In order to find the volume of a sphere radiud $R$, one way is to slice it up into a stack of thin, concentric disks, perpendicular to the $z$-axis. a disk at any point $z$ will have radius $r=\sqrt{R^2-z^2}$ and infinitesimal thickness $dz$, so the volume integral is:
$$ V = \int dV = \int_{-R}^{R} \pi r^2 dz = \int_{-R}^{R} \pi (R^2-z^2) \,dz $$
The above integral of course evaluates to $\frac{4}{3}\pi r^3$, the desired answer. Now, when I tried to do the same thing for the surface area, I treated it as a thin, hollow shell, sliced it up into a stack of concentric rings (or simply the outer surface area of the disks). The area integral in that case is:
$$ A = \int dA = \int_{-R}^{R} 2\pi r \,dz = \int_{-R}^{R} 2\pi \sqrt{R^2-z^2} dz $$
Unfortunately, this integral does not evaluate to $4\pi r^2$. I discovered that instead of taking the thickness of the thin rings as $dz$, I have to take the infinitesimal arclength $dL$ at point $z$ on the cross-section $x = \sqrt{R^2-z^2}$
$$ dL = \sqrt{\left(\frac{z}{\sqrt{R^2-z^2}} \right)^2 +1} \,dz = \frac{R}{\sqrt{R^2-z^2}} dz $$
Putting that in place of $dz$, the integral evaluates perfectly. Conversely, if the thickness in the volume integral was $dL$, in won't work out.

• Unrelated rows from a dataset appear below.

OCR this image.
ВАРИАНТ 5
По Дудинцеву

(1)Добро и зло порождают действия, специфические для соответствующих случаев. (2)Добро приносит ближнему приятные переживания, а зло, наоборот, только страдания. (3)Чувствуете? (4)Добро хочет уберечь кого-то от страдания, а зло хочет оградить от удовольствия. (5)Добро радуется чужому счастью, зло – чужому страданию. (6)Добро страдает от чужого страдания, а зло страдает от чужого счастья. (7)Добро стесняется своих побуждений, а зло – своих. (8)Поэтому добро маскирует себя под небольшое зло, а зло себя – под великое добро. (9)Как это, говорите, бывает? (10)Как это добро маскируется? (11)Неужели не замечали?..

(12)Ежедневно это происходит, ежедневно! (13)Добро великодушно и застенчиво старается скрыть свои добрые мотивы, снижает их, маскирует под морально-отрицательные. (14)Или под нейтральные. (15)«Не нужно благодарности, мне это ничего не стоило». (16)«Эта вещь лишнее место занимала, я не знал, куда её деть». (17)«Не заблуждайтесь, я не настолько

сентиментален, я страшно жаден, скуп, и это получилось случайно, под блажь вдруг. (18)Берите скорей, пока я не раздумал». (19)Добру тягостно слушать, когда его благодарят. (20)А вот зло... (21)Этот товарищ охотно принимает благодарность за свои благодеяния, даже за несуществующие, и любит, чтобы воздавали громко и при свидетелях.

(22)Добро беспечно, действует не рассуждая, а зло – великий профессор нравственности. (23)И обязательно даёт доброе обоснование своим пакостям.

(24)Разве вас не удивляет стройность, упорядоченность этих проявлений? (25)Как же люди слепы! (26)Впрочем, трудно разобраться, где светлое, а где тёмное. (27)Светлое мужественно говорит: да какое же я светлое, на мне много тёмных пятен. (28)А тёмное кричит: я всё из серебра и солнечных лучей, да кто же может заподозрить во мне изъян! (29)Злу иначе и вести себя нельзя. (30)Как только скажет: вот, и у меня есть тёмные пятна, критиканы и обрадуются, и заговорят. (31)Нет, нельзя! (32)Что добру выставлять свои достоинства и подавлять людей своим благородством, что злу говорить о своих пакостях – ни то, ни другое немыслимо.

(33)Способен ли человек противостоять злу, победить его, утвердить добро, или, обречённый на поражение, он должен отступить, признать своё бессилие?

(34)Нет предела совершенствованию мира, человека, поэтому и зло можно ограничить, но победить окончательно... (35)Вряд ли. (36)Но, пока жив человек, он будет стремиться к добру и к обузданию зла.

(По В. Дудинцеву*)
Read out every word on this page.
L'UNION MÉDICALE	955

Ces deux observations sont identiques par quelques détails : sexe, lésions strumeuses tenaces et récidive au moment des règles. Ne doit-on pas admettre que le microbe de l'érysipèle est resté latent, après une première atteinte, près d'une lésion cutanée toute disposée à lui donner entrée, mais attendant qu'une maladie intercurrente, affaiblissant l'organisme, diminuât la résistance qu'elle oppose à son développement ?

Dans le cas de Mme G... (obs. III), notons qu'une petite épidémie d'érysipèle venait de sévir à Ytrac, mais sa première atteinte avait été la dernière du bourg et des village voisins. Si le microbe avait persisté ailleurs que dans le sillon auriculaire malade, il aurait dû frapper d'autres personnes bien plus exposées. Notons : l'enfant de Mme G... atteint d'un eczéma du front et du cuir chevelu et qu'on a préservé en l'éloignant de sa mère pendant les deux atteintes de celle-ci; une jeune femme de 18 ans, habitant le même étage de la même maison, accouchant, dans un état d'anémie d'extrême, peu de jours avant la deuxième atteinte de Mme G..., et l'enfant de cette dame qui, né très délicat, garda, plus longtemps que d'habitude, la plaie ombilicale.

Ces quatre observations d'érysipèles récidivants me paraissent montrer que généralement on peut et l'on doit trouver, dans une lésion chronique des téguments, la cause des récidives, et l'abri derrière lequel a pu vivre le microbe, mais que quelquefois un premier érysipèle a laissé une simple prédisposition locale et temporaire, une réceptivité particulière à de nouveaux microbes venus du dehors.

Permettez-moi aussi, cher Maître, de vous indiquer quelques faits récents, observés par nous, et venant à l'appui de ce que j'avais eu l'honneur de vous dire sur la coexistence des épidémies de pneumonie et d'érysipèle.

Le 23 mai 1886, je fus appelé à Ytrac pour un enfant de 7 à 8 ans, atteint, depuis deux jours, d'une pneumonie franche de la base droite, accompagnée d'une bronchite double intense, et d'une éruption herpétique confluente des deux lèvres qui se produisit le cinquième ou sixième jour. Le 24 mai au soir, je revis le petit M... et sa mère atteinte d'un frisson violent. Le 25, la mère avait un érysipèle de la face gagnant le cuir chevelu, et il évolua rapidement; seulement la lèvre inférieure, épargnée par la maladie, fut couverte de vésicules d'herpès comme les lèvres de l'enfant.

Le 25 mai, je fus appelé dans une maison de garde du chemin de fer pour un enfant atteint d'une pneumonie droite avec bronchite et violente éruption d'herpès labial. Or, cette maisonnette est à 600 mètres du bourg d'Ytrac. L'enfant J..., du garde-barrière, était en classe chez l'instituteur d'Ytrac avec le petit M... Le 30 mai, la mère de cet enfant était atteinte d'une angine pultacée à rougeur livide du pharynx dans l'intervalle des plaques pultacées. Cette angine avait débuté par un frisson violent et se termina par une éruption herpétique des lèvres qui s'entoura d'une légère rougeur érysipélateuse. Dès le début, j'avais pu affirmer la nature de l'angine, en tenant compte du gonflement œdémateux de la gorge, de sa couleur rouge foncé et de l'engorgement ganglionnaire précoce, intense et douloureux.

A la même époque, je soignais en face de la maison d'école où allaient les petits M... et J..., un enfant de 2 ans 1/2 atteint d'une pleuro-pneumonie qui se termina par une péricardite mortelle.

This baffles me. Why do the disks have to have different thickness when you're taking the volume, compared to when you're taking the surface area? Why does it matter? When you take the limit as the number of disk slices goes to infinity and the thickness goes to zero, the sum will approach the sphere, won't it?
Is this a case where the sum of those volumes will approach the sphere, but the sum of their surface areas approaches some different shape, or doesn't approach anything if the thickness is $dz$ and reverse if the thickness is $dL$? If so, why?
The same thing applies for any arbitrary surface/solid of evolution. The surface area integral always involves $dL$, but the volume only has $dx$
Try doing what you did to find the circumference of a circle. It's like you approximated the circumference with a bunch of vertical line segments. But no matter how many you make and how small you make them, they still just have a total lenght of $4R$. They're not doing a good job of approximating the curve. To do that, you need to make the ones closer to the top and bottom slanted and therefore longer.
The total length of these segments is just $4R$, not $2\pi R$, and even using more of them at a smaller size would not change this. Try to see the next higher dimension analogy.
Now, if you used the rectangles that these segments define (by adding in horizontal segments) you do get a good approximation of the area, which does get better as the height of these segments gets smaller. The missing area omitted by such rectangles will approach zero as $n\to\infty$. But again, this is not the case with the lengths, which are a constant $4R$ regardless of $n$.